The results of the research on the burn rate of the two-component Sb/KMnO₄ composition as a function of the antimony content and the composition density are presented. The system containing antimony with a grain diameter of <34 µm, pressed in ZAMAK (ZnAl alloy) tubes, burned at a rate of 2 to 16 mm s⁻¹. An increase in the antimony content caused an increase in the burning rate. The inverse relationship was obtained in the case of the composition density—an increase in the composition density was accompanied by a linear decrease in the burning rate.

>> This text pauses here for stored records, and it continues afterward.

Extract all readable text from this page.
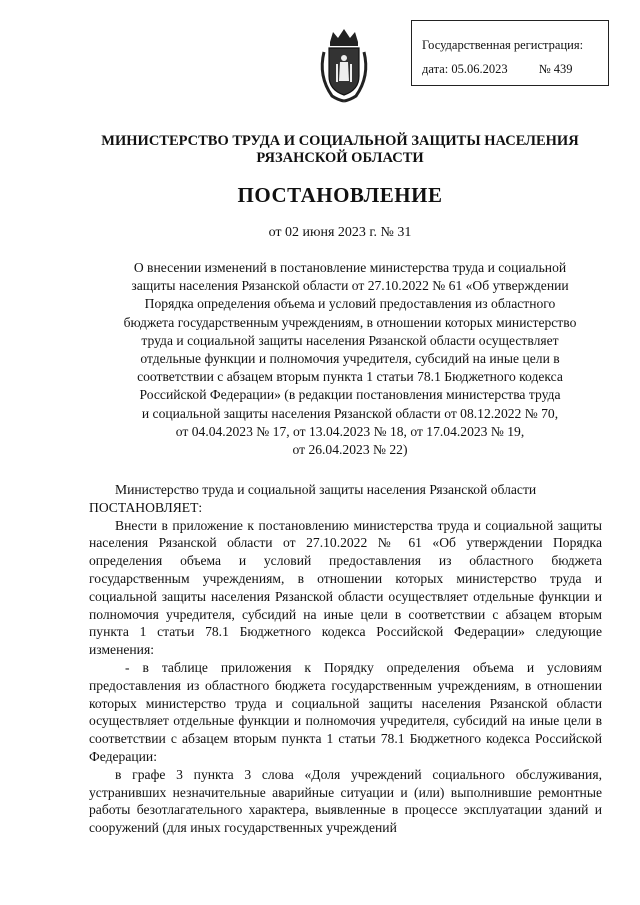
Государственная регистрация:
дата: 05.06.2023 № 439
МИНИСТЕРСТВО ТРУДА И СОЦИАЛЬНОЙ ЗАЩИТЫ НАСЕЛЕНИЯ
РЯЗАНСКОЙ ОБЛАСТИ
ПОСТАНОВЛЕНИЕ
от 02 июня 2023 г. № 31
О внесении изменений в постановление министерства труда и социальной
защиты населения Рязанской области от 27.10.2022 № 61 «Об утверждении
Порядка определения объема и условий предоставления из областного
бюджета государственным учреждениям, в отношении которых министерство
труда и социальной защиты населения Рязанской области осуществляет
отдельные функции и полномочия учредителя, субсидий на иные цели в
соответствии с абзацем вторым пункта 1 статьи 78.1 Бюджетного кодекса
Российской Федерации» (в редакции постановления министерства труда
и социальной защиты населения Рязанской области от 08.12.2022 № 70,
от 04.04.2023 № 17, от 13.04.2023 № 18, от 17.04.2023 № 19,
от 26.04.2023 № 22)

Министерство труда и социальной защиты населения Рязанской области

ПОСТАНОВЛЯЕТ:

Внести в приложение к постановлению министерства труда и социальной защиты населения Рязанской области от 27.10.2022 № 61 «Об утверждении Порядка определения объема и условий предоставления из областного бюджета государственным учреждениям, в отношении которых министерство труда и социальной защиты населения Рязанской области осуществляет отдельные функции и полномочия учредителя, субсидий на иные цели в соответствии с абзацем вторым пункта 1 статьи 78.1 Бюджетного кодекса Российской Федерации» следующие изменения:

- в таблице приложения к Порядку определения объема и условиям предоставления из областного бюджета государственным учреждениям, в отношении которых министерство труда и социальной защиты населения Рязанской области осуществляет отдельные функции и полномочия учредителя, субсидий на иные цели в соответствии с абзацем вторым пункта 1 статьи 78.1 Бюджетного кодекса Российской Федерации:

в графе 3 пункта 3 слова «Доля учреждений социального обслуживания, устранивших незначительные аварийные ситуации и (или) выполнившие ремонтные работы безотлагательного характера, выявленные в процессе эксплуатации зданий и сооружений (для иных государственных учреждений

The heats of combustion of Sb/KMnO₄ compositions were determined in a calorimetric bomb filled with argon at a pressure close to the pressure in detonators with such delay compositions. For the Sb content in the composition from 30 to 60 wt%, the measured heats of combustion were much higher than the heats calculated using the thermochemical code, in which only simple metal oxides were considered as potential reaction products. At the same time, XRD analysis showed that such oxides are not identified in solid combustion products, but rather KSbO₃ and non-stoichiometric K-Mn-O and K-Mn-Sb-O compounds. Consideration of the hypothetical reactions for one of the compositions in which, in addition to simple metal oxides, KSbO₃ and potassium manganates with manganese at lower oxidation states were included, showed that the heat effect is significantly greater.

The presented research results extend the literature data to include the heat of combustion of Sb/KMnO₄ compositions in a wide range of antimony contents and the combustion rate of this system as a function of the antimony content and composition density. These results constitute the first step to developing a model of Sb/KMnO₄ composition burning in time-delay elements.